Willie VogtCat-pricing-image-tape.jpg


PRICES ON EVERYTHING: From the utility vehicle on the show floor – retail price $15,380 – to this Cat tape measure for $16.99, the new retail model is prices on everything to make it easier for the buyer.

In fact, the price story is more evolved for Caterpillar. Stokman acknowledges that for many smaller company buyers Caterpillar is an “aspirational” brand. Something they want to own someday.

The key is overcoming that “future” thought and providing a true look at equipment value. That up-front price is just part of the value ownership picture. “We want the customer to look at the entire ownership and operating costs of the machine,” Stokman says. “They need to know they can get a part quickly, or fast service, if a machine goes down. We want them to think beyond the monthly payment.”

Dean Margonis, inside sales representative, Carolina Cat, Charlotte, N.C., shared that this new approach is making a difference in his company’s dealership. “So many local contractors were driving by our facility because they didn’t know we had equipment,” he says. “We want to be more approachable for the customer.”

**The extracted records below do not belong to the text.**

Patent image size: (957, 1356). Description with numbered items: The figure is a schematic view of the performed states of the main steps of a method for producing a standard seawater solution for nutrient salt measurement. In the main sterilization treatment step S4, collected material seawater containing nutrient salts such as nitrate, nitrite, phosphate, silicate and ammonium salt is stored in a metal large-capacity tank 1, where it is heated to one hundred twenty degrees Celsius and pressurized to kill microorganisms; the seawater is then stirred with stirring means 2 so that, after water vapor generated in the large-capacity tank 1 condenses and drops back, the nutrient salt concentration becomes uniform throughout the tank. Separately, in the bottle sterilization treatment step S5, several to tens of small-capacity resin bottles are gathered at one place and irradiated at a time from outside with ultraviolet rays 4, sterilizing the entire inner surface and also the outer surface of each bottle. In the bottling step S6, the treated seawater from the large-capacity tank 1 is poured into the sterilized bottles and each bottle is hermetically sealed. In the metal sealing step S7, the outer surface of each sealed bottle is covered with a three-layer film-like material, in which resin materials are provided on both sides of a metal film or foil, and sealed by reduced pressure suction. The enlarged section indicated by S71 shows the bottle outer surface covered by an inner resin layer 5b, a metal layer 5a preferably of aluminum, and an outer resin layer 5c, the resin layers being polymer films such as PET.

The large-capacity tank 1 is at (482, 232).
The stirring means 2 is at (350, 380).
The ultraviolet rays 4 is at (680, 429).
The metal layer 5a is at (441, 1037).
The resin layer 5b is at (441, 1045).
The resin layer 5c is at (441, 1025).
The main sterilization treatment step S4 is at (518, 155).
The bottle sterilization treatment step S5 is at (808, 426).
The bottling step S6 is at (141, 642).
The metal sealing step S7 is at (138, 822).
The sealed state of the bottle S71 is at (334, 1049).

Carolina Cat is seeing a boost from that customer base, and the company is just getting started with the new retail approach. Stokman says all U.S. dealers have committed to the new approach and will implement the store redesigns and sales training in the next year.

When we think of retail, we don’t often think of the local equipment dealer, but in this up-ended online-buying world, every business needs to look at how it connects to the customer.

Willie VogtCat-alex-stokman.jpg


SHARING THE STORY: Alex Stokman is heading up Caterpillar’s effort to reshape the retail experience for dealerships. It’s a big effort that’s already yielding results for the company.